In "Kindness," Jim's friend Peggy, who first befriends him in the prison camp and becomes the voice of reason when she meets him again in London, accuses the writer of an unhealthy interest in "glamorized violence."

"That terrible afternoon on the railway line near Siccawei - you'd seen dozens of atrocities by then. ... But for once you were too close," Peggy says. "A part of it actually happened to you. All those car crashes and pornographic movies, Kennedy's death, they're your way of turning it into a film, something violent and glamorous. You want to Americanize death."

There's Kennedy again, You can't open a book of Ballard's without seeing him killed again and again and again, always in the hope that this time it will all make sense.

In "Kindness," Jim reflects that "stills from the Zapruder film had seemed more poignant than a Grunewald crucifixion." Notice the past tense, the "had seemed." As you move up through the decades - Ballard's now 61 - it's hard to maintain a young man's fury. "One grows - oh, not wiser, but calmer and more reflective about these matters. One sees them in a larger perspective. I successfully brought up my three children, have known and loved one or two other women since my wife's death. It doesn't make everything better ..."

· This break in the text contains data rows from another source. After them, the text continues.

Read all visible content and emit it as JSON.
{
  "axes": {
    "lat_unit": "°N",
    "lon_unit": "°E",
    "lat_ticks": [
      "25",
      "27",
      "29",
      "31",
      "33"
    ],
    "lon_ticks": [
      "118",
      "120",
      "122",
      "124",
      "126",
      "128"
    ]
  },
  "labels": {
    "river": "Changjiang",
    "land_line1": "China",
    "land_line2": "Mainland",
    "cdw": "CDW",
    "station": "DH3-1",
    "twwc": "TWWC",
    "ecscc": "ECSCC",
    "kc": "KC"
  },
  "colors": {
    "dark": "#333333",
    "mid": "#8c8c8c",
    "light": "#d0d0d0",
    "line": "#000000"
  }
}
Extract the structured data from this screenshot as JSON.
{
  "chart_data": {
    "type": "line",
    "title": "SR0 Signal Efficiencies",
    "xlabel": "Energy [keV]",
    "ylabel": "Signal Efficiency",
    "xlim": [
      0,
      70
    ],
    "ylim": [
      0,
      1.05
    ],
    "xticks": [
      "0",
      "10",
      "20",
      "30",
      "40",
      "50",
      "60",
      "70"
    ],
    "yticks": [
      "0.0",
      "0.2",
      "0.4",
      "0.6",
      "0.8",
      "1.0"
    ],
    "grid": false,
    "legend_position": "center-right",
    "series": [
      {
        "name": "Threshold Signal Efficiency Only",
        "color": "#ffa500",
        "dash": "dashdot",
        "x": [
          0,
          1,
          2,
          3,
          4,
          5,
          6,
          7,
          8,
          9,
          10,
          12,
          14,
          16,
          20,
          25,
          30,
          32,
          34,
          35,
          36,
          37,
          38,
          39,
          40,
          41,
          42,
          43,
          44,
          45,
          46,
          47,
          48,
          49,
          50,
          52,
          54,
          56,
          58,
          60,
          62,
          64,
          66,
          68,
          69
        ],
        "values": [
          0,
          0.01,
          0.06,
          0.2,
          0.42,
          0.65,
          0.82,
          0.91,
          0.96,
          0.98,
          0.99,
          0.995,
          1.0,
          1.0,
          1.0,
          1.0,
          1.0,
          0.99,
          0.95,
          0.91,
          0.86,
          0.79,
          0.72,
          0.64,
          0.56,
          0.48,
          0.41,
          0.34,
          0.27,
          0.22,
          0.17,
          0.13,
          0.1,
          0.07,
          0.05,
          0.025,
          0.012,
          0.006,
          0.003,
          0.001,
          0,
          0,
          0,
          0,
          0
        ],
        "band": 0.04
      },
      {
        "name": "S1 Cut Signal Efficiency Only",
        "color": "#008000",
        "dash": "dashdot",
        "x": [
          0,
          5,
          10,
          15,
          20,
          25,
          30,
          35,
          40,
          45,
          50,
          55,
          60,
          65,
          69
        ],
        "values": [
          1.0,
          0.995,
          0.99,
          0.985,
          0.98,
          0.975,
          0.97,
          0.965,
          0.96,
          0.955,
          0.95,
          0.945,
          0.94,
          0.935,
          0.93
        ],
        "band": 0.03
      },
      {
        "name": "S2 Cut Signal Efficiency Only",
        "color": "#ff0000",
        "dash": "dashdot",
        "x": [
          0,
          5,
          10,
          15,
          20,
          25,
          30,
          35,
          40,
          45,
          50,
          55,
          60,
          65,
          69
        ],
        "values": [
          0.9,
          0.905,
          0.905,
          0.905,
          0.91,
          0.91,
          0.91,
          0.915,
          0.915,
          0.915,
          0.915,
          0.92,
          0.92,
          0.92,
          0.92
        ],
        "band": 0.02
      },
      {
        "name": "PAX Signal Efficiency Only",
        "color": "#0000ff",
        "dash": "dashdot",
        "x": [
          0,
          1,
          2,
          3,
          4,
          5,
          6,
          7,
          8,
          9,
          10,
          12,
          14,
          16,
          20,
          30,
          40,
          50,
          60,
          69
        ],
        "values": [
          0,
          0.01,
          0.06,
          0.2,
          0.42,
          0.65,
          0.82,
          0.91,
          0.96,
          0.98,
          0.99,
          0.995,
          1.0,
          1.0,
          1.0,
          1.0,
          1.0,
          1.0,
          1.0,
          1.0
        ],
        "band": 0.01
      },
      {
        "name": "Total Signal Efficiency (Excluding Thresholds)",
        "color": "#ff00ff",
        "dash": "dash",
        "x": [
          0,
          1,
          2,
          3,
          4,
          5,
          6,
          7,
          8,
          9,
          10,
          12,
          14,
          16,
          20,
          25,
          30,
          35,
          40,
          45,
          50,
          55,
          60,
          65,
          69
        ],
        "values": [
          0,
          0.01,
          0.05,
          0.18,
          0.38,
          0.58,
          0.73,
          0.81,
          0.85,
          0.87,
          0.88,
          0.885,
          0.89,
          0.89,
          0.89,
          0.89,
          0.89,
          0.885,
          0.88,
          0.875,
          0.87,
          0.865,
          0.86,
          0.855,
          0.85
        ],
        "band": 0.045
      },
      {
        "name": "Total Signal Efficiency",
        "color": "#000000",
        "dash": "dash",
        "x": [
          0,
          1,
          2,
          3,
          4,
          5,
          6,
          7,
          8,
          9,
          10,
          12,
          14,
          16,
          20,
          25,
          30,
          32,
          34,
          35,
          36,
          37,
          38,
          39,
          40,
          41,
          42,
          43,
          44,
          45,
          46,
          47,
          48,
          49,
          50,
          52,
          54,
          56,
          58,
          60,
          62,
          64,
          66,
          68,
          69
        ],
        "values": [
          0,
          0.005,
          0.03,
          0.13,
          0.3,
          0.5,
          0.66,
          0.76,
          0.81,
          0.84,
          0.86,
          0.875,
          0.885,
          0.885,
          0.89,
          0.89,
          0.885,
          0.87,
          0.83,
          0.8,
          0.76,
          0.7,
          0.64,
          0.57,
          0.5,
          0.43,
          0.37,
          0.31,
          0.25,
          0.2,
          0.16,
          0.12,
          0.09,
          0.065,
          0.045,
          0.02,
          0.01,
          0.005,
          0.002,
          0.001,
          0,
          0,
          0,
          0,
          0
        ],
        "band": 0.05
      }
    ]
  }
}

The sentence isn't completed, but his silence suggests that he sees himself as someone who has come through to the other side. He recently went to China, his first visit in more than 40 years, to be filmed for a BBC documentary on his life and work. Writer and crew searched for the railway station where he had seen the killing, but to Ballard's secret relief never found it. He didn't need to make a literal return to that spot or, for that matter, the country; seven years ago, in "Empire of the Sun," he successfully reclaimed his childhood in fiction.

"The Kindness of Women" brings the story full circle, ending with the premiere in Los Angeles of Steven Spielberg's film of "Empire." As Ballard watches his youth enacted on the screen, the celluloid image replaces his recollections in a way that he once would have despised.

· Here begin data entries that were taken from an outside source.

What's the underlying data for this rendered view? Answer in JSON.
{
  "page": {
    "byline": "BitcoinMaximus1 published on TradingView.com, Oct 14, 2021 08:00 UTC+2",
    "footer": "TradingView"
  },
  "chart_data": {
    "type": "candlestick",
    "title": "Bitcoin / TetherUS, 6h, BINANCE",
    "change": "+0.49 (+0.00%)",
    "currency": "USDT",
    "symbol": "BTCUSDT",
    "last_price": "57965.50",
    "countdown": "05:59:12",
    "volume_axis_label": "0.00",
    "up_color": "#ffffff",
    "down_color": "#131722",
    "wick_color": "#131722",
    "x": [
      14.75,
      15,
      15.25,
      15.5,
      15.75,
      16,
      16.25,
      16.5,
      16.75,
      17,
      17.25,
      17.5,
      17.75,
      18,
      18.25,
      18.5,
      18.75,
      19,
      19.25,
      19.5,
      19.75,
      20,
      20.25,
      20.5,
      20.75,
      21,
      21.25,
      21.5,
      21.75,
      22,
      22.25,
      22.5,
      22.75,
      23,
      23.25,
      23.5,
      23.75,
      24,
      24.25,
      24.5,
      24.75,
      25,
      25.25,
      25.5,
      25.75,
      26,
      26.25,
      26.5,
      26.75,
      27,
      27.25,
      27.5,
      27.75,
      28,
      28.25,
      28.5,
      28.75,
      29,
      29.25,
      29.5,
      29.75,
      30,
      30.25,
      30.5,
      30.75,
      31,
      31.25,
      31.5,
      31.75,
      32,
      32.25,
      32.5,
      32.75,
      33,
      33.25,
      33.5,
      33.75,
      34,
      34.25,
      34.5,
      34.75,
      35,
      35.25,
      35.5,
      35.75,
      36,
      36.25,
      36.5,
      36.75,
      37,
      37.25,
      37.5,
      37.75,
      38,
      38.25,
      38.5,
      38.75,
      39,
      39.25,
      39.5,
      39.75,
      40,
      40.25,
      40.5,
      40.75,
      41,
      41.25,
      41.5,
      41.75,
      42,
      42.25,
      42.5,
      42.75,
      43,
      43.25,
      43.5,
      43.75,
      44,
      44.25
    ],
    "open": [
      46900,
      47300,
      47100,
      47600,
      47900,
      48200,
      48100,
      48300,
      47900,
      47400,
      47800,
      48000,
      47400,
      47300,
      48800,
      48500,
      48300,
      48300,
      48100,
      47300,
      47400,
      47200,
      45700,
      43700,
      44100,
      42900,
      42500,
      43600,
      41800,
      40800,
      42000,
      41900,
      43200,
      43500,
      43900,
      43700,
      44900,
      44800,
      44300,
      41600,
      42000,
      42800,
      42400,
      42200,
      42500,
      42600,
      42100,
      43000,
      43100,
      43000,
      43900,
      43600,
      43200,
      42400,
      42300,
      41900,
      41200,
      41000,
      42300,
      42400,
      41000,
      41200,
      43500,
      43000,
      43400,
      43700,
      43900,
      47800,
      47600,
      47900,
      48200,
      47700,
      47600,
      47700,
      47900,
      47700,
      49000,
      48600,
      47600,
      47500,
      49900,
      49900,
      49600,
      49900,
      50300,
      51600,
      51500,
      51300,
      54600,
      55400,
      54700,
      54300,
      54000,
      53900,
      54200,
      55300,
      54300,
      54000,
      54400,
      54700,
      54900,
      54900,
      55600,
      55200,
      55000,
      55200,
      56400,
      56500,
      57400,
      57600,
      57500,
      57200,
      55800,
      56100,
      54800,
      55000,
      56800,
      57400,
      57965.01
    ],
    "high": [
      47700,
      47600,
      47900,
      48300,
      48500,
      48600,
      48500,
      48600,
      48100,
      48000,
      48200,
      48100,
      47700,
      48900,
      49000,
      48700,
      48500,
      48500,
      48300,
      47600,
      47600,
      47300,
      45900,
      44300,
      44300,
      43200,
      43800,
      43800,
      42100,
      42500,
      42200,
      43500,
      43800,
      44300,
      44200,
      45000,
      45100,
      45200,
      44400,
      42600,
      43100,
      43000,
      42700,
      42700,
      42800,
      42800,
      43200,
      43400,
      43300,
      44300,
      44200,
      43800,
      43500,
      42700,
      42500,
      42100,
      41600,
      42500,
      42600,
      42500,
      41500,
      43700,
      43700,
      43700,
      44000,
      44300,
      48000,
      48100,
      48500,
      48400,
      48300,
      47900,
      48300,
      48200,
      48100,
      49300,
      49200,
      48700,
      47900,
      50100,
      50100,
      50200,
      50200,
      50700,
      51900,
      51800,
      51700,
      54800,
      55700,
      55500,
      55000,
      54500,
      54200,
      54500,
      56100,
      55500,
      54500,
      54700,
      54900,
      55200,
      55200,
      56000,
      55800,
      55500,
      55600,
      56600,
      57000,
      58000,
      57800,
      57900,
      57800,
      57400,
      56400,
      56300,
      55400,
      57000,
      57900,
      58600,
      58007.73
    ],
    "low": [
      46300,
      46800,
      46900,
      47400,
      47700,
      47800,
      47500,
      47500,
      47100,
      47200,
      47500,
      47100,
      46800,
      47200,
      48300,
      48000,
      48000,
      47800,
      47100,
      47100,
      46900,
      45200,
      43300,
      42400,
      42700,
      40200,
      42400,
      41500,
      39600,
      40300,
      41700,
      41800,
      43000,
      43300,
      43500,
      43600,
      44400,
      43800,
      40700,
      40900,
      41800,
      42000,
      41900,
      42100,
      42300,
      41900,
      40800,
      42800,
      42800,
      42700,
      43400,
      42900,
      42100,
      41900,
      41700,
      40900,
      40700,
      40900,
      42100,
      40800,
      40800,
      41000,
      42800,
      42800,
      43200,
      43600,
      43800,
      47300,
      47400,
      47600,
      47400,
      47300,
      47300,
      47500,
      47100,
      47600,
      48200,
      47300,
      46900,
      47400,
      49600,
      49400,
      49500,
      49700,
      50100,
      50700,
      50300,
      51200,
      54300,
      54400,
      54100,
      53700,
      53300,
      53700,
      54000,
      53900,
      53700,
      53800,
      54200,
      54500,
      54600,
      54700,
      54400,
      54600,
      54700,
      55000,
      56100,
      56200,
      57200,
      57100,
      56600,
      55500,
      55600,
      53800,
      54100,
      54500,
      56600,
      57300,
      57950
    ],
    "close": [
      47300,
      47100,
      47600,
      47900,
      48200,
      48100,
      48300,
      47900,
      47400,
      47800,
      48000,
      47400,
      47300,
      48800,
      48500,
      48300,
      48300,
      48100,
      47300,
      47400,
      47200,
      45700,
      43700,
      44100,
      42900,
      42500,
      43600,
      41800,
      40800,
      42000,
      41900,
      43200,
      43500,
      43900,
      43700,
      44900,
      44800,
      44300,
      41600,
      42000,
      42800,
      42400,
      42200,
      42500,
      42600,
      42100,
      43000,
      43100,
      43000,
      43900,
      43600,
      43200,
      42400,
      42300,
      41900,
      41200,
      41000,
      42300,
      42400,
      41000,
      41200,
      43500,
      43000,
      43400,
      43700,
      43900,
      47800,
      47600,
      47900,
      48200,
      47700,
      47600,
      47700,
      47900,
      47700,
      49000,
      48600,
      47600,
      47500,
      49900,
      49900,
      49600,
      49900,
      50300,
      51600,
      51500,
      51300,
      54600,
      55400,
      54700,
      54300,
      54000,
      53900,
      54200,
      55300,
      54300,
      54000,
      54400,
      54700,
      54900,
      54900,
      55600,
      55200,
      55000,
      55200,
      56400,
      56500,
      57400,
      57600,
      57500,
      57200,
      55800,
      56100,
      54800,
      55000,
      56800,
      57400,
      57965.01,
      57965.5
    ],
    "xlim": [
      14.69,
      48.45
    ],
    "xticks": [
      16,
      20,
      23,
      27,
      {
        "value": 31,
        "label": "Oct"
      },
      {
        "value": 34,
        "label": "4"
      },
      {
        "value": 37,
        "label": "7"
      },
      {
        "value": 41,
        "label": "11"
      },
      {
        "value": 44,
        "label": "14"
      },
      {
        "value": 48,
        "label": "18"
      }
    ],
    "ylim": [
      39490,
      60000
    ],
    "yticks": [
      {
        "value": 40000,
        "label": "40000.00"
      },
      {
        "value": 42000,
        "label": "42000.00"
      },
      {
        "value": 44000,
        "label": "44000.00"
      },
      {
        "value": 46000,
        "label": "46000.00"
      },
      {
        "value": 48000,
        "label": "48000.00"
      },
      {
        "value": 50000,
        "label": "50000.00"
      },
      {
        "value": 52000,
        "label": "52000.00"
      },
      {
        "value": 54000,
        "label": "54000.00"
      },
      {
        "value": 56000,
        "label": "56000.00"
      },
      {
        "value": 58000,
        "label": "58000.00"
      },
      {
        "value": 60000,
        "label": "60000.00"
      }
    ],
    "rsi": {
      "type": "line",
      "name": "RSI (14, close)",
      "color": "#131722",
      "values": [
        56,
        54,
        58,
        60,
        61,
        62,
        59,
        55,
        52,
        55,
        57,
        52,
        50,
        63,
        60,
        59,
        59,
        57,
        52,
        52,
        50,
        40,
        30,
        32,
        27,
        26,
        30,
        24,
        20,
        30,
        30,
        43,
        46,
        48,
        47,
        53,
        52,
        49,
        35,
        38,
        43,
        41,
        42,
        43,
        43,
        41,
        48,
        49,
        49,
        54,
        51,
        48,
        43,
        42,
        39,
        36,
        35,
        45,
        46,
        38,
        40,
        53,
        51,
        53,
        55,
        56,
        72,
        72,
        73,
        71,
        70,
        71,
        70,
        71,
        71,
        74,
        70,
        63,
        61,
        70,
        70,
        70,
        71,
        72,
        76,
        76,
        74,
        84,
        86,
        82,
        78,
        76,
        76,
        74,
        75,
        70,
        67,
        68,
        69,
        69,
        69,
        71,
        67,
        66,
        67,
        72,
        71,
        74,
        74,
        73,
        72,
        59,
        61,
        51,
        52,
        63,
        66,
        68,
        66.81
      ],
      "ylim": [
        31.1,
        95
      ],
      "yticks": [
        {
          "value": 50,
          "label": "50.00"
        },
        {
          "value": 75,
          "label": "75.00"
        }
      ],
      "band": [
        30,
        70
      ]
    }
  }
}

"I could almost believe," Jim says, "that my memories of Shanghai had always been a film, endlessly played inside my head during my years in England after the war." The media landscape has triumphed after all. Fact and fiction are now indistinguishable.

Ballard is still lying prone on his chair. Perhaps he's trying to levitate. "Well, Melville went to sea on a whaler," he says, attempting one more time to carve out a distinction. "But 'Moby Dick' is a work of fiction. ... It doesn't really matter, does it? If we all vanish in some eco-disaster, and the book somehow survives on microfiche, it'll have to stand by itself."

The prospect clearly pleases him, and he stretches his hands above him and closes his eyes.